What does the ordinance do?
The zoning ordinance introduces a new definition for abortion clinics that separates them from other medical facilities. Under the new definition, clinics that provide abortions are no longer permitted anywhere by right, as they were previously.
Instead, future abortion clinics must receive a conditional-use permit from the council. Those permits are available in one institutional district, one community business district and one general business district, as long as specific standards are met. Those standards prevent clinics that offer abortions from operating within 1,000 feet of eight kinds of zoned districts — including all four of the city’s types of residential districts — or within 1,000 feet of any place of worship, school, public park and various other community hubs.
According to a map included in the agenda packet, the stretch between Candlers Mountain Road and Odd Fellows Road is one of a handful of areas that meet all the zoning requirements of the ordinance.
Lynchburg joins a growing list of other Virginia localities — most recently, nearby Bedford County and the town of Vinton — that have passed similar ordinances and resolutions to restrict abortion access since 2022, when the U.S. Supreme Court ended federal protection of it.
It’s a proactive stance that’s urgent given the climate in Virginia’s capital, Misjuns said before he voted in favor of the ordinance. In January, the General Assembly cleared four constitutional amendments to move on to the last step of their adoption process: a voter referendum. One of those proposed amendments, HJ 1, would enshrine access to abortion in the state constitution if passed by voters.
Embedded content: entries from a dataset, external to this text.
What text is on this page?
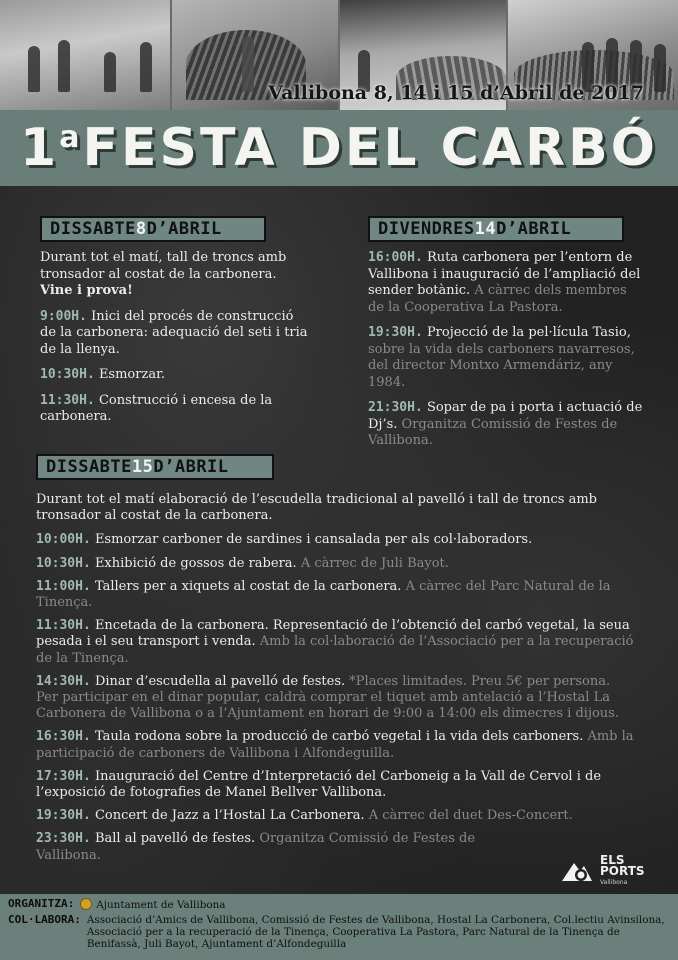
Vallibona 8, 14 i 15 d’Abril de 2017
1$^a$FESTA DEL CARBÓ
DISSABTE 8 D’ABRIL
Durant tot el matí, tall de troncs amb tronsador al costat de la carbonera. Vine i prova!
9:00H. Inici del procés de construcció de la carbonera: adequació del seti i tria de la llenya.
10:30H. Esmorzar.
11:30H. Construcció i encesa de la carbonera.
DIVENDRES 14 D’ABRIL
16:00H. Ruta carbonera per l’entorn de Vallibona i inauguració de l’ampliació del sender botànic. A càrrec dels membres de la Cooperativa La Pastora.
19:30H. Projecció de la pel·lícula Tasio, sobre la vida dels carboners navarresos, del director Montxo Armendáriz, any 1984.
21:30H. Sopar de pa i porta i actuació de Dj’s. Organitza Comissió de Festes de Vallibona.
DISSABTE 15 D’ABRIL
Durant tot el matí elaboració de l’escudella tradicional al pavelló i tall de troncs amb tronsador al costat de la carbonera.
10:00H. Esmorzar carboner de sardines i cansalada per als col·laboradors.
10:30H. Exhibició de gossos de rabera. A càrrec de Juli Bayot.
11:00H. Tallers per a xiquets al costat de la carbonera. A càrrec del Parc Natural de la Tinença.
11:30H. Encetada de la carbonera. Representació de l’obtenció del carbó vegetal, la seua pesada i el seu transport i venda. Amb la col·laboració de l’Associació per a la recuperació de la Tinença.
14:30H. Dinar d’escudella al pavelló de festes. *Places limitades. Preu 5€ per persona. Per participar en el dinar popular, caldrà comprar el tiquet amb antelació a l’Hostal La Carbonera de Vallibona o a l’Ajuntament en horari de 9:00 a 14:00 els dimecres i dijous.
16:30H. Taula rodona sobre la producció de carbó vegetal i la vida dels carboners. Amb la participació de carboners de Vallibona i Alfondeguilla.
17:30H. Inauguració del Centre d’Interpretació del Carboneig a la Vall de Cervol i de l’exposició de fotografies de Manel Bellver Vallibona.
19:30H. Concert de Jazz a l’Hostal La Carbonera. A càrrec del duet Des-Concert.
23:30H. Ball al pavelló de festes. Organitza Comissió de Festes de Vallibona.	ELS
PORTS
Vallibona
ORGANITZA:	Ajuntament de Vallibona
COL·LABORA: Associació d’Amics de Vallibona, Comissió de Festes de Vallibona, Hostal La Carbonera, Col.lectiu Avinsilona, Associació per a la recuperació de la Tinença, Cooperativa La Pastora, Parc Natural de la Tinença de Benifassà, Juli Bayot, Ajuntament d’Alfondeguilla
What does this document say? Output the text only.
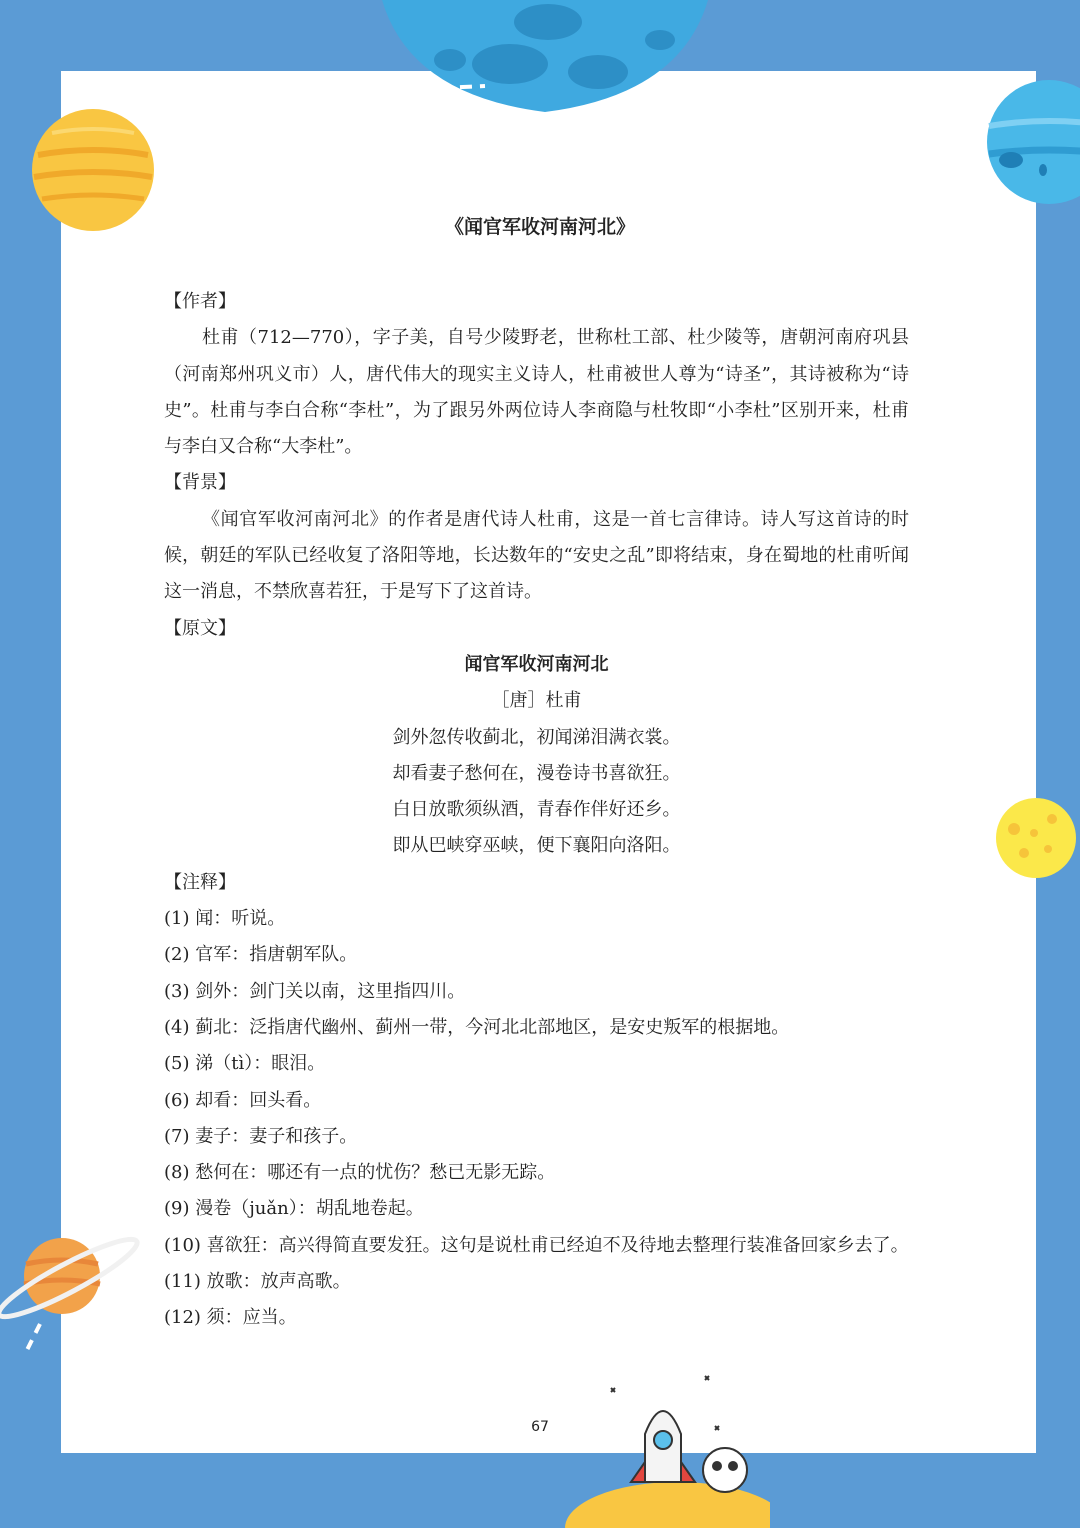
《闻官军收河南河北》

【作者】

杜甫（712—770），字子美，自号少陵野老，世称杜工部、杜少陵等，唐朝河南府巩县（河南郑州巩义市）人，唐代伟大的现实主义诗人，杜甫被世人尊为“诗圣”，其诗被称为“诗史”。杜甫与李白合称“李杜”，为了跟另外两位诗人李商隐与杜牧即“小李杜”区别开来，杜甫与李白又合称“大李杜”。

【背景】

《闻官军收河南河北》的作者是唐代诗人杜甫，这是一首七言律诗。诗人写这首诗的时候，朝廷的军队已经收复了洛阳等地，长达数年的“安史之乱”即将结束，身在蜀地的杜甫听闻这一消息，不禁欣喜若狂，于是写下了这首诗。

【原文】

闻官军收河南河北

［唐］杜甫

剑外忽传收蓟北，初闻涕泪满衣裳。

却看妻子愁何在，漫卷诗书喜欲狂。

白日放歌须纵酒，青春作伴好还乡。

即从巴峡穿巫峡，便下襄阳向洛阳。

【注释】

(1) 闻：听说。

(2) 官军：指唐朝军队。

(3) 剑外：剑门关以南，这里指四川。

(4) 蓟北：泛指唐代幽州、蓟州一带，今河北北部地区，是安史叛军的根据地。

(5) 涕（tì）：眼泪。

(6) 却看：回头看。

(7) 妻子：妻子和孩子。

(8) 愁何在：哪还有一点的忧伤？愁已无影无踪。

(9) 漫卷（juǎn）：胡乱地卷起。

(10) 喜欲狂：高兴得简直要发狂。这句是说杜甫已经迫不及待地去整理行装准备回家乡去了。

(11) 放歌：放声高歌。

(12) 须：应当。

67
“With what the Democrats in Richmond are trying to do right now, passing a constitutional amendment that is going to enshrine the right to murder infants at the moment of birth into our constitution, we do need to think about where these clinics could be located,” he said. “And we absolutely need to exercise our broad land use authority to do so. It’s reasonable.”
If the constitutional amendment passes, the state can regulate abortion care in the third trimester, as long as it’s not “medically indicated to protect the life or physical or mental health of the pregnant individual” or involving a fetus that is “not viable,” according to the amendment text.
Abortion is currently legal in Virginia, with some exceptions, including a requirement for parents to provide consent for a minor’s abortion and a ban on abortions in the third trimester unless three physicians attest to its necessity.
How did the votes fall?
The ordinance passed 4-2, with Taylor, Vice Mayor Curt Diemer, council member Jacqueline Timmer, and Misjuns voting in favor.
Wilder and council member Chris Faraldi voted against the ordinance. Council member Stephanie Reed was absent due to a prior work commitment, Taylor said.
Council members discussed their stances on the ordinance for about an hour after the public comment period of the meeting ended.
Most discussion revolved around what Timmer called a “red herring relay” made by Faraldi. Faraldi said he would vote in favor of the ordinance if an edit was made to clarify the definition of “family planning services,” which are exempt from the regulations of the zoning ordinance as written.
Faraldi announced in a press release and on his website Monday his concern that such ambiguity in the ordinance’s language could lead to a loophole where Planned Parenthood “could claim exemption from the ordinance altogether, bypassing Council review.”
No council members supported his request for the edit.
“I vote no,” Faraldi said as the vote was initiated. “I will never allow Planned Parenthood into this community, and you guys just did.”